Sunday, February 5, 2012

8 Kitchen Commandments

 Food






When it comes to cooking and eating great, healthy food, you don't need a whole lot: a few sturdy pots and pans and a handful of reliable kitchen staples. You can spend all the cash you want on outfitting your kitchen with the finest equipment and fanciest ingredients known to man, but meals don't cook themselves.

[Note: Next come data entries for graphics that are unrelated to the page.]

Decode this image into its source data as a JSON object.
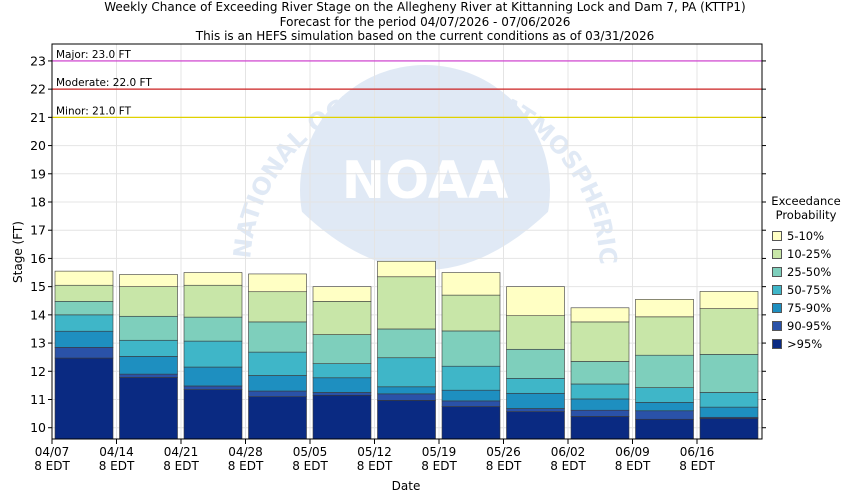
{
  "header": {
    "title": "Weekly Chance of Exceeding River Stage on the Allegheny River at Kittanning Lock and Dam 7, PA (KTTP1)",
    "subtitle1": "Forecast for the period 04/07/2026 - 07/06/2026",
    "subtitle2": "This is an HEFS simulation based on the current conditions as of 03/31/2026"
  },
  "watermark": {
    "logo_text": "NOAA",
    "ring_text": "NATIONAL OCEANIC AND ATMOSPHERIC ADMINISTRATION"
  },
  "colors": {
    "major": "#cc33cc",
    "moderate": "#cc2222",
    "minor": "#e0d200",
    "bands": [
      "#0a2a82",
      "#2a52a8",
      "#1e8fc0",
      "#3fb6c8",
      "#7ecfbc",
      "#c8e6a8",
      "#ffffc4"
    ]
  },
  "chart_data": {
    "type": "bar",
    "subtype": "stacked-floating-exceedance",
    "xlabel": "Date",
    "ylabel": "Stage (FT)",
    "ylim": [
      9.6,
      23.6
    ],
    "yticks": [
      10,
      11,
      12,
      13,
      14,
      15,
      16,
      17,
      18,
      19,
      20,
      21,
      22,
      23
    ],
    "categories": [
      "04/07",
      "04/14",
      "04/21",
      "04/28",
      "05/05",
      "05/12",
      "05/19",
      "05/26",
      "06/02",
      "06/09",
      "06/16"
    ],
    "xtick_sublabel": "8 EDT",
    "thresholds": [
      {
        "label": "Major: 23.0 FT",
        "value": 23.0
      },
      {
        "label": "Moderate: 22.0 FT",
        "value": 22.0
      },
      {
        "label": "Minor: 21.0 FT",
        "value": 21.0
      }
    ],
    "legend_title_line1": "Exceedance",
    "legend_title_line2": "Probability",
    "legend": [
      "5-10%",
      "10-25%",
      "25-50%",
      "50-75%",
      "75-90%",
      "90-95%",
      ">95%"
    ],
    "boundaries": [
      [
        12.47,
        12.85,
        13.42,
        14.0,
        14.48,
        15.05,
        15.55
      ],
      [
        11.78,
        11.9,
        12.53,
        13.1,
        13.95,
        15.0,
        15.43
      ],
      [
        11.35,
        11.48,
        12.15,
        13.07,
        13.92,
        15.05,
        15.5
      ],
      [
        11.1,
        11.3,
        11.85,
        12.68,
        13.75,
        14.82,
        15.45
      ],
      [
        11.15,
        11.25,
        11.77,
        12.27,
        13.3,
        14.48,
        15.0
      ],
      [
        10.97,
        11.2,
        11.45,
        12.48,
        13.5,
        15.35,
        15.9
      ],
      [
        10.75,
        10.95,
        11.33,
        12.18,
        13.43,
        14.7,
        15.5
      ],
      [
        10.57,
        10.68,
        11.22,
        11.75,
        12.78,
        13.97,
        15.0
      ],
      [
        10.4,
        10.62,
        11.02,
        11.55,
        12.35,
        13.75,
        14.25
      ],
      [
        10.3,
        10.6,
        10.9,
        11.42,
        12.57,
        13.93,
        14.55
      ],
      [
        10.33,
        10.37,
        10.73,
        11.25,
        12.6,
        14.22,
        14.83
      ]
    ]
  }
}
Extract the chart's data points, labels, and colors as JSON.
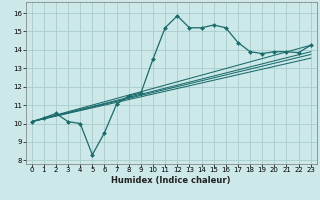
{
  "xlabel": "Humidex (Indice chaleur)",
  "bg_color": "#cce8e8",
  "grid_color": "#aacccc",
  "line_color": "#1a6b6b",
  "xlim": [
    -0.5,
    23.5
  ],
  "ylim": [
    7.8,
    16.6
  ],
  "xticks": [
    0,
    1,
    2,
    3,
    4,
    5,
    6,
    7,
    8,
    9,
    10,
    11,
    12,
    13,
    14,
    15,
    16,
    17,
    18,
    19,
    20,
    21,
    22,
    23
  ],
  "yticks": [
    8,
    9,
    10,
    11,
    12,
    13,
    14,
    15,
    16
  ],
  "main_x": [
    0,
    1,
    2,
    3,
    4,
    5,
    6,
    7,
    8,
    9,
    10,
    11,
    12,
    13,
    14,
    15,
    16,
    17,
    18,
    19,
    20,
    21,
    22,
    23
  ],
  "main_y": [
    10.1,
    10.3,
    10.55,
    10.1,
    10.0,
    8.3,
    9.5,
    11.05,
    11.5,
    11.65,
    13.5,
    15.2,
    15.85,
    15.2,
    15.2,
    15.35,
    15.2,
    14.4,
    13.9,
    13.8,
    13.9,
    13.9,
    13.85,
    14.25
  ],
  "reg_lines": [
    {
      "x0": 0.0,
      "y0": 10.1,
      "x1": 23.0,
      "y1": 14.25
    },
    {
      "x0": 0.0,
      "y0": 10.1,
      "x1": 23.0,
      "y1": 13.9
    },
    {
      "x0": 0.0,
      "y0": 10.1,
      "x1": 23.0,
      "y1": 13.75
    },
    {
      "x0": 0.0,
      "y0": 10.1,
      "x1": 23.0,
      "y1": 13.55
    }
  ]
}
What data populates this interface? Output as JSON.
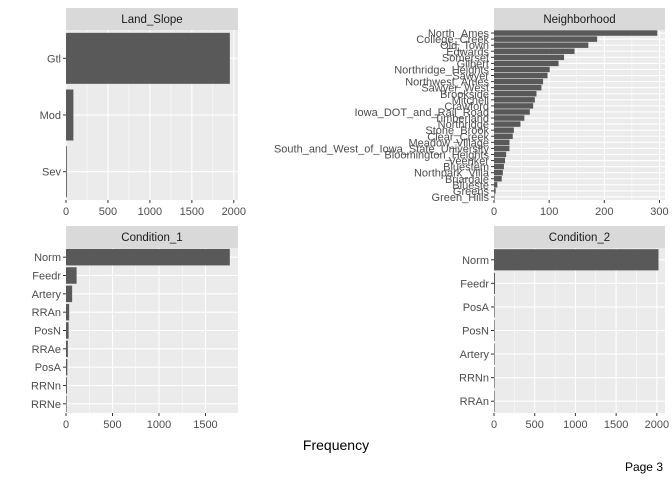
{
  "xlabel": "Frequency",
  "page_label": "Page 3",
  "colors": {
    "bar": "#595959",
    "panel_bg": "#ebebeb",
    "strip_bg": "#d9d9d9",
    "grid": "#ffffff"
  },
  "chart_data": [
    {
      "type": "bar",
      "orientation": "horizontal",
      "title": "Land_Slope",
      "categories": [
        "Gtl",
        "Mod",
        "Sev"
      ],
      "values": [
        1953,
        88,
        10
      ],
      "xlim": [
        0,
        2050
      ],
      "xticks": [
        0,
        500,
        1000,
        1500,
        2000
      ],
      "grid": true
    },
    {
      "type": "bar",
      "orientation": "horizontal",
      "title": "Neighborhood",
      "categories": [
        "North_Ames",
        "College_Creek",
        "Old_Town",
        "Edwards",
        "Somerset",
        "Gilbert",
        "Northridge_Heights",
        "Sawyer",
        "Northwest_Ames",
        "Sawyer_West",
        "Brookside",
        "Mitchell",
        "Crawford",
        "Iowa_DOT_and_Rail_Road",
        "Timberland",
        "Northridge",
        "Stone_Brook",
        "Clear_Creek",
        "Meadow_Village",
        "South_and_West_of_Iowa_State_University",
        "Bloomington_Heights",
        "Veenker",
        "Bluestem",
        "Northpark_Villa",
        "Briardale",
        "Blueste",
        "Greens",
        "Green_Hills"
      ],
      "values": [
        296,
        187,
        171,
        146,
        127,
        117,
        101,
        97,
        89,
        86,
        77,
        74,
        71,
        65,
        55,
        48,
        36,
        34,
        28,
        28,
        22,
        20,
        18,
        16,
        14,
        6,
        3,
        1
      ],
      "xlim": [
        0,
        310
      ],
      "xticks": [
        0,
        100,
        200,
        300
      ],
      "grid": true
    },
    {
      "type": "bar",
      "orientation": "horizontal",
      "title": "Condition_1",
      "categories": [
        "Norm",
        "Feedr",
        "Artery",
        "RRAn",
        "PosN",
        "RRAe",
        "PosA",
        "RRNn",
        "RRNe"
      ],
      "values": [
        1762,
        114,
        66,
        34,
        28,
        20,
        14,
        10,
        5
      ],
      "xlim": [
        0,
        1850
      ],
      "xticks": [
        0,
        500,
        1000,
        1500
      ],
      "grid": true
    },
    {
      "type": "bar",
      "orientation": "horizontal",
      "title": "Condition_2",
      "categories": [
        "Norm",
        "Feedr",
        "PosA",
        "PosN",
        "Artery",
        "RRNn",
        "RRAn"
      ],
      "values": [
        2020,
        12,
        3,
        3,
        2,
        2,
        1
      ],
      "xlim": [
        0,
        2100
      ],
      "xticks": [
        0,
        500,
        1000,
        1500,
        2000
      ],
      "grid": true
    }
  ]
}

We're all about honest, simple food. And we're not afraid to use the real ingredients delicious food demands. Read our 8 Kitchen Commandments to follow the rules that we followed in creating our new best-selling book: Cook This, Not That. These simple rules will make your home-cooked meals delicious and healthy - what more could you ask for?

Season to taste

Very few of the recipes in Cook This, Not That have specific measurements for salt and pepper for a reason: Your mouth is more accurate than a measuring spoon. Taste and adjust as early and often as possible.

Make friends

Theoretically, you could shop for an entire week's worth of groceries without ever interacting with a store worker. But there's a reason we talk to butchers, bakers, and cheesemongers when we shop: They know their stuff. A great fish- monger will tell you how to cook that snapper fillet, and a friendly butcher will save that last cut of prime beef for his favorite custom- ers. What's that? Your supermarket doesn't have butchers and cheese- mongers? Find a new place to shop.

Turn off the GPS

Recipes aren't immutable laws or edicts handed down from on high by the culinary gods. They're basic road maps, and sometimes the best part of the journey is getting lost and finding your way back.

Adapt at will

Ingredients aren't set in stone. If you have a bag of unused mushrooms in the fridge but the recipe calls for eggplant, chances are the 'shrooms will do just fine. Don't want to spend $3 on a bunch of celery just to use a single rib? Omit it. You like pork chops more than chicken breast? Switch it. The point is, if you understand the basic techniques and have an idea of what tastes good together, the possibility for creation in the kitchen is infinite.

Shop like an Italian grandma

They are brilliant cooks not just because it's in their blood, but because they believe it's their fundamental right to take home the best apple, the best wedge of cheese, and the best fillet of fish every time they step into the store. Inspect fruit and vegetables carefully, ask workers when certain cuts of meat came in, and ask if you can taste new cheeses and deli meats before buying.

Join the farm team

Supermarket produce isn't so super compared with what's at a farmers' market, where the pickings are often organic and always fresh, seasonal, and local. (Go to ams.usda.gov/farmersmarkets/ map.htm for a state-by-state list of more than 5,700 farmers' markets.) Not only does eating food close to the source taste better, it's likely fresher, and since certain nutrient levels in produce tend to deplete over time, that means it's likely healthier, too.

Shop with the seasons

In the golden age of the American supermarket, Chilean tomatoes and South African asparagus are an arm's length away when our soil is still blanketed in snow. Sure, sometimes you just need a tomato, but there are three persuasive reasons to shop in season: It's cheaper, it tastes better, and it's better for you (and the planet).

Treat yourself

Not just when it comes to calories (which is indeed important) but also with the quality of food you buy. Americans spend less of their income on food than any other country in the world, so adding a few dollars to your food budget in order to secure omega-3-rich grass-fed steaks or glistening wild Alaskan salmon fillets is money well spent. If it's something that will help you look, feel, and function better, isn't it worth it to spend a few extra bucks for the best?